Students in Uxbridge, UK, recently had the chance of a lifetime—to meet dozens of authors and talk with them about YA and middle-grade books as part of the local library system’s YA Shot festival. YA Shot was held on October 28 in Uxbridge, near London, England. A total of 240 adults, teens, and tweens attended the all-day festival spread out across three locations: the Uxbridge Library, Waterstone’s Uxbridge bookstore, and the Uxbridge Civic Centre.
The library hosted workshops on writing, blogging, and vlogging while the Waterstone’s and the Civic Centre focused on panels and conversations with local authors. Many of the panels and workshops covered hot topics in the teen and middle-grade world, including diversity, female heroines, trigger warnings, and activism. The festival was also a jumping-off point for the Year-Long Legacy Programme, a year’s worth of visits by festival authors to the Hillingdon area libraries funded by a grant from Arts Council England. These author visits will be held in the neighborhood libraries, and local schools, especially those in disadvantaged areas, will be invited to attend the events for free.
YA Shot was planned to be a small library-run YA event. The Hillingdon Libraries asked several authors to take part, including Alexia Casale, a longtime library volunteer andauthor of YA novel The Bone Dragon. “I ended up taking charge and, true to form, it soon turned from a series of panels into a festival,” said Casale. What was supposed to be an eight-author, one-room event ended up with seventy London-area authors, participating in the festival as panelists and workshop leaders, including Casale, James Dawson, and Taran Matharu. An important feature for the YA Shot program is that all of the authors donated their time to the festival. “YA Shot is based on the premise that authors will welcome the chance to ‘join up’ that generosity to achieve something far greater than any of us could accomplish alone,” said Casale.

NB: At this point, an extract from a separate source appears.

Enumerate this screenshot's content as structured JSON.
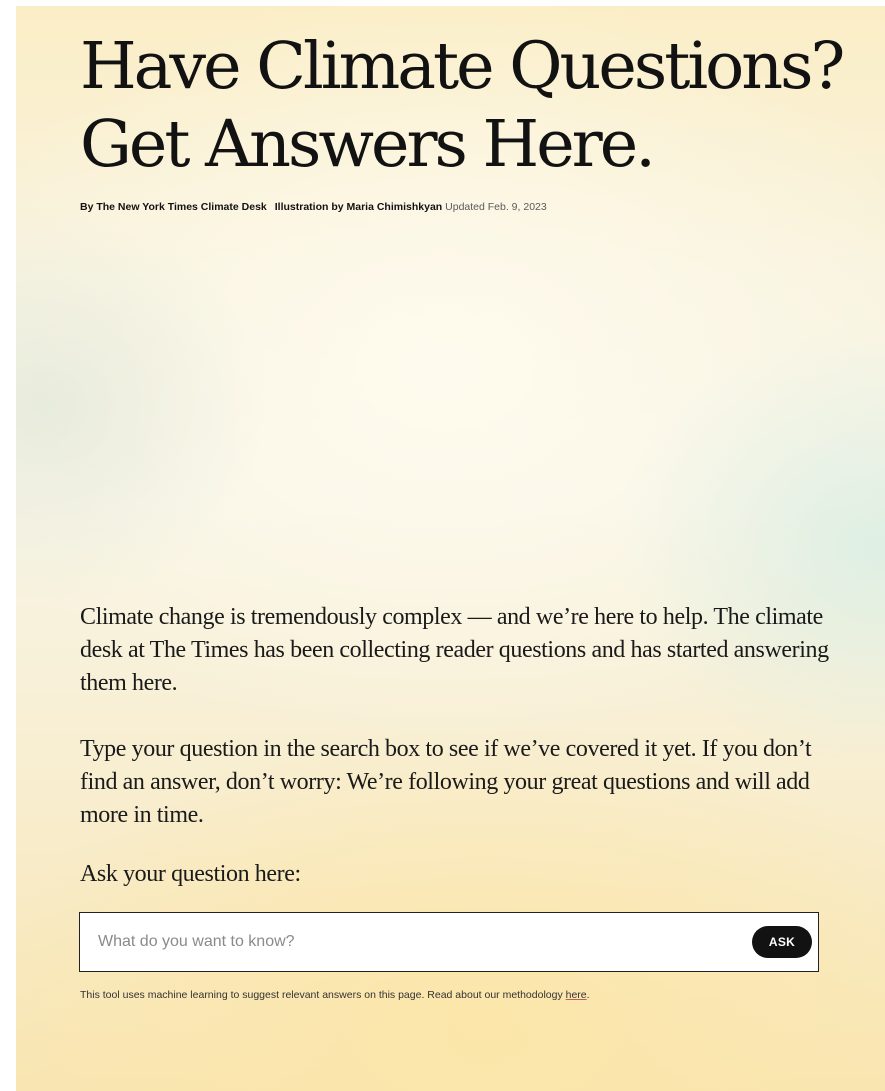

The festival had an unexpected impact on the library staff. “Not only did we have enthusiastic teens and young adults attending, but we also inspired library staff who had never read the YA genre to give it a go,” said Samantha Everett, YA Shot co-coordinator and Branch Manager of Manor Farm Library. “They are now better engaged and more enthused to work with teenagers and young adults in the future.” The success of YA Shot will also be helpful to the Hillingdon Libraries in the future as it has given the libraries an “innovative and fun” reputation among publishers, authors, and agencies, said Everett. “We are hoping that the festival will be the stepping stone to allow us to work much more closely with our local schools and to be in better position to really promote reading for pleasure amongst local young people,” said Everett.